The second feature that should make potential network entrants wary is market power, or, simply put, partner firm size. Powerful firms possess a sort of a clout in the network that allows them to extract commitments from fellow member firms that is lopsided in how the benefits of cooperation are shared among the partners. They often abuse the extra legitimacy, then lend to the network to claim more than their fair share of benefits created jointly. In other words, small firms pay dearly for working with the powerful players, and should carefully weigh the pros and cons of entering agreements with such companies.
But what happens when such powerful firms are also entrepreneurially-oriented? Do they become the nightmare that other firms should try to avoid at all costs? To the contrary, the combination of entrepreneurial orientation and market power actually mitigates the problems associated with each of these features individually, and makes such firms desirable partners. The primary reason that entrepreneurially-oriented firms act opportunistically is their lack of resources. If these same firms attain the scale necessary for successful innovation, they are less interested in mistreating other network partners because such strategies could backfire. Besides, they know that due to their possession of both suspect features, they will draw extra scrutiny on the part of their potential partners, and are thus less likely to engage in questionable practices.

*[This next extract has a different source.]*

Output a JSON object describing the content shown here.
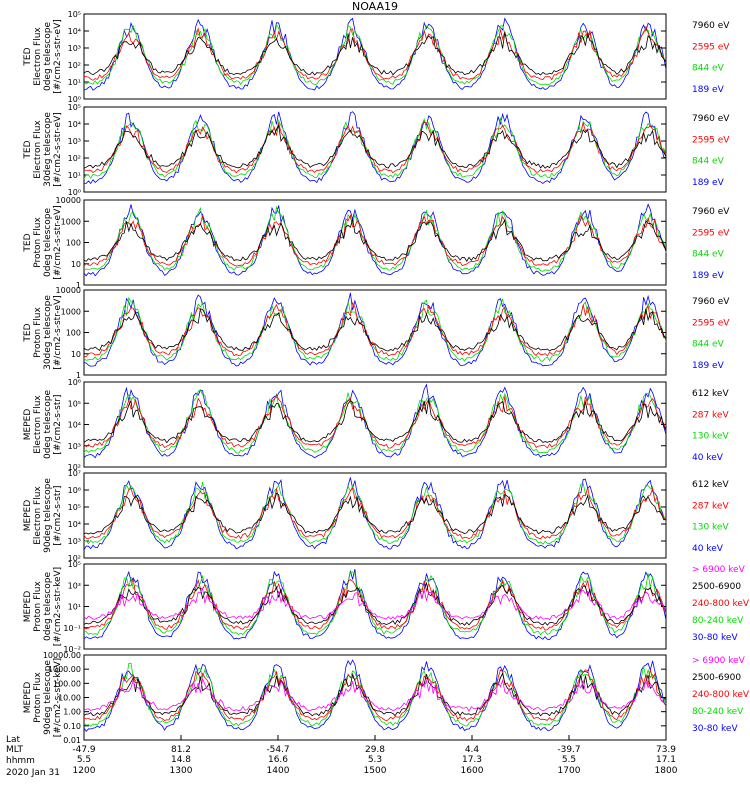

To study how network opportunism operates in practice, an international research group has investigated the performance of 108 firms working across 25 networks in Sweden over the course of five years. All expectations were confirmed, says Professor Sergey Anokhin. Indeed, entrepreneurially oriented firms were much more likely to engage in opportunistic behaviors, as were firms with substantial market power. Yet, the firms that scored high on both dimensions did not pose the same opportunism problem for their partners. That is, suggests Sergey Anokhin, you can fight fire with fire.
The study highlights the problem of opportunism in strategic networks. Most network research focuses on the benefits of network participation, so these results are novel and meaningful. Paradoxically, although many firms join the networks to pursue innovative and entrepreneurial ends, it is other entrepreneurially-minded firms that pose a major problem. The other problem sign – market power – is intuitively understood by most network participants.
It is noteworthy that firms that combine entrepreneurial orientation with market power are actually much less of a problem. Taken together, the findings provide actionable advice to firm managers considering joining network projects on how to avoid becoming a victim to partners’ opportunism, concludes Dr. Sergey Anokhin.